Communications Minister Amy Adams today released a proposal from the state postal service. It had told her that ''it considers changes are needed to ensure a sustainable postal service in the 21st Century''.
As well as cutting the number of days mail is delivered to a minimum of three days a week, the proposal included introducing more self-service kiosks.
''During the last 10 years mail volumes have dropped considerably, with 265 million fewer items being posted each year compared to 2002. Within five years, mail volumes are forecast to be nearly half what they were in 2002,'' Adams said.
''In light of those significant reductions in mail volume, New Zealand Post is seeking to make changes to the Universal Service Obligations it is bound by.''
Adams said the changes would require Government approval and public feedback would be sought.
"In deciding whether to accept or reject the proposal or seek to negotiate a compromise, I will look to balance the interests of postal users with the need to ensure a financially-viable postal service."
Minimum service requirements for New Zealand Post are set out in the deed of understanding it signed with the Crown in 1998. The deed has not been significantly reviewed since it was signed, Adams said.
New Zealand Post said its last deed was signed before ''the digital revolution'' which had led to an unprecedented drop in mail volumes.
'That revolution has resulted in the rapid expansion of internet-based products and services which have fundamentally changed the way people communicate, do business and shop,'' the state owned enterprise said in a statement.
''There was 24 per cent less mail posted in 2012 than a decade before in 2002. Within five years mail volumes are forecast to decline further, to just over 600 million items.''
Chief executive Brian Roche said the current deed was in ''urgent need of a revamp'' to ensure its services remained sustainable.
"The time is now to make the necessary decisions for the future.

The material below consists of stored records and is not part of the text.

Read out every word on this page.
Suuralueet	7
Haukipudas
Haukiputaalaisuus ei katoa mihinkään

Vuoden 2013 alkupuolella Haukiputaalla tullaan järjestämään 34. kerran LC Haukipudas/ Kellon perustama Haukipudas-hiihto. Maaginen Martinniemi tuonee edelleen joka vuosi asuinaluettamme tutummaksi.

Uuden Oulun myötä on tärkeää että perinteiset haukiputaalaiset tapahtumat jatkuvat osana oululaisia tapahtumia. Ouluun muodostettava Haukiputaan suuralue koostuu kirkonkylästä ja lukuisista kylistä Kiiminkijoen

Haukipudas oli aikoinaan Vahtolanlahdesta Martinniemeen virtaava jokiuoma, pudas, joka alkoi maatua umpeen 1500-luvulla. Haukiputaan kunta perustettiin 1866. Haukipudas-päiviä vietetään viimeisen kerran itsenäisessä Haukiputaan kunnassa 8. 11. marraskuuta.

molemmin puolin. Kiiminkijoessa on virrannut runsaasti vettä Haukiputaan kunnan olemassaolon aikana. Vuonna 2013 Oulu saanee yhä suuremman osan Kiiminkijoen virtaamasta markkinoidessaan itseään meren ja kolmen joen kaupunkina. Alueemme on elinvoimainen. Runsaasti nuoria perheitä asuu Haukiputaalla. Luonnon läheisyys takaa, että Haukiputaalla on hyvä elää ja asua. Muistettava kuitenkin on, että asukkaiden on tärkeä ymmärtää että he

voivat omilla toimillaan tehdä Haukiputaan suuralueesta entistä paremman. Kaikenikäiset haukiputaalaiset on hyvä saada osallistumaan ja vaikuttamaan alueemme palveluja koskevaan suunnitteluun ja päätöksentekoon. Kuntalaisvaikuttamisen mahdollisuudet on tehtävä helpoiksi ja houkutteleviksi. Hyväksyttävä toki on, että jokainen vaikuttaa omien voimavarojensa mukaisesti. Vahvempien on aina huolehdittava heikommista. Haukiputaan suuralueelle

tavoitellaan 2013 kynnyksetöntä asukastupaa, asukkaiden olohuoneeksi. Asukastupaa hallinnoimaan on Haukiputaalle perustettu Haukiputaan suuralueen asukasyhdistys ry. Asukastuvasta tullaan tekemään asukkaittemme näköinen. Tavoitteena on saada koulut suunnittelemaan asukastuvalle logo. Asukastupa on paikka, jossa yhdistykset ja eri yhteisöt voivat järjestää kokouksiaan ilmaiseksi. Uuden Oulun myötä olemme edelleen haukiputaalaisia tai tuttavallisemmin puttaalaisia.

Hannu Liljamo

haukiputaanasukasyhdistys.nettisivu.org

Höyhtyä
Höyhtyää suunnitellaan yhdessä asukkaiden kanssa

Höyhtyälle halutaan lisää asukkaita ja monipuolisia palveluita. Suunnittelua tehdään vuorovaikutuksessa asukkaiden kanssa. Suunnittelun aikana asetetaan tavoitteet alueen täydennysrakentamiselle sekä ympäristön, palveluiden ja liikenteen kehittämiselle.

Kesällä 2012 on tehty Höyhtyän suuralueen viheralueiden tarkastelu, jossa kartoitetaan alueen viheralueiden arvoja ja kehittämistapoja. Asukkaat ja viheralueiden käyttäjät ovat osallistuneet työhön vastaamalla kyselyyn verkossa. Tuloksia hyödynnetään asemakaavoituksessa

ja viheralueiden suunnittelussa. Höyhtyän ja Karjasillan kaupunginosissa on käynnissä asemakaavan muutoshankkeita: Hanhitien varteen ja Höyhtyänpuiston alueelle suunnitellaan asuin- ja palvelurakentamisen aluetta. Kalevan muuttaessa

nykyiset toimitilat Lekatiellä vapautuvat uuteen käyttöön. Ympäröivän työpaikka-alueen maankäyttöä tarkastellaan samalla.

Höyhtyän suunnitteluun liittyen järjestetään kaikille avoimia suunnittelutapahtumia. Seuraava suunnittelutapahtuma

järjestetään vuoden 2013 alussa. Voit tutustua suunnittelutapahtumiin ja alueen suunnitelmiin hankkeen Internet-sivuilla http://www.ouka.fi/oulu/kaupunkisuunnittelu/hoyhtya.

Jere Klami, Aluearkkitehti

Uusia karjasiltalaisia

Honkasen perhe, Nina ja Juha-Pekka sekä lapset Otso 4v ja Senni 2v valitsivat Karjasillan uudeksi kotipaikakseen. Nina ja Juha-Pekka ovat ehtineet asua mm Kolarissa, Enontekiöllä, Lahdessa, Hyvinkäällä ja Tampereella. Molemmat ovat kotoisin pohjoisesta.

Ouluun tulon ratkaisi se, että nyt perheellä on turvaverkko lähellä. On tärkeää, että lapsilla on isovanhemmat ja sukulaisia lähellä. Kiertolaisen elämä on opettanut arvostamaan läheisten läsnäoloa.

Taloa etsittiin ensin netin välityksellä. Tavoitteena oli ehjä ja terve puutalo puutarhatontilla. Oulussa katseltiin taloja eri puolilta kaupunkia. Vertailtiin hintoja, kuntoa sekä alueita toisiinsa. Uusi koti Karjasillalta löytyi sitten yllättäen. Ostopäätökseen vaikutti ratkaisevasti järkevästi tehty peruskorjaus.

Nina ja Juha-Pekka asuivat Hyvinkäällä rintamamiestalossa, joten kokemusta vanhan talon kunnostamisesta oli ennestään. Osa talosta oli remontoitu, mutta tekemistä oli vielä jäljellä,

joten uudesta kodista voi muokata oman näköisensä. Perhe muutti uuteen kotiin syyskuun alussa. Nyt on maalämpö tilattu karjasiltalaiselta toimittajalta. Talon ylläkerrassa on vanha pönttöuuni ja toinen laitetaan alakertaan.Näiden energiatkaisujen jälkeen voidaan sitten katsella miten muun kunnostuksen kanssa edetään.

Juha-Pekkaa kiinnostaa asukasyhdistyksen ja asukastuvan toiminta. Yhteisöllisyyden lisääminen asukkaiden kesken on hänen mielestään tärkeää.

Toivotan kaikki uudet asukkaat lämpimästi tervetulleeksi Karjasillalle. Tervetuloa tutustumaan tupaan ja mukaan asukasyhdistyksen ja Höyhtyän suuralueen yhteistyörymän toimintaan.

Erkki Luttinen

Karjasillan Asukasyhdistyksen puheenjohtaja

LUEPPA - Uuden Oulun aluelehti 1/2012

Every postal system around the world is facing similar challenges and they are beginning to act. We cannot stand still and simply hope the problems will go away.
"We are seeking an agreement that gives us the flexibility and certainty to be able to plan for that future. Without that flexibility, standard letter mail and postal outlet services will incur significant losses," Roche said.
"Not gaining flexibility will leave us with some challenging and unsustainable options - asking for taxpayer funded subsidies to prop up the letters business; operating the postal business at a loss which will degrade the business over time; or cross-subsidising from other parts of New Zealand Post, denying the business the opportunity to grow and invest."
Public submissions will be taken over the next six weeks.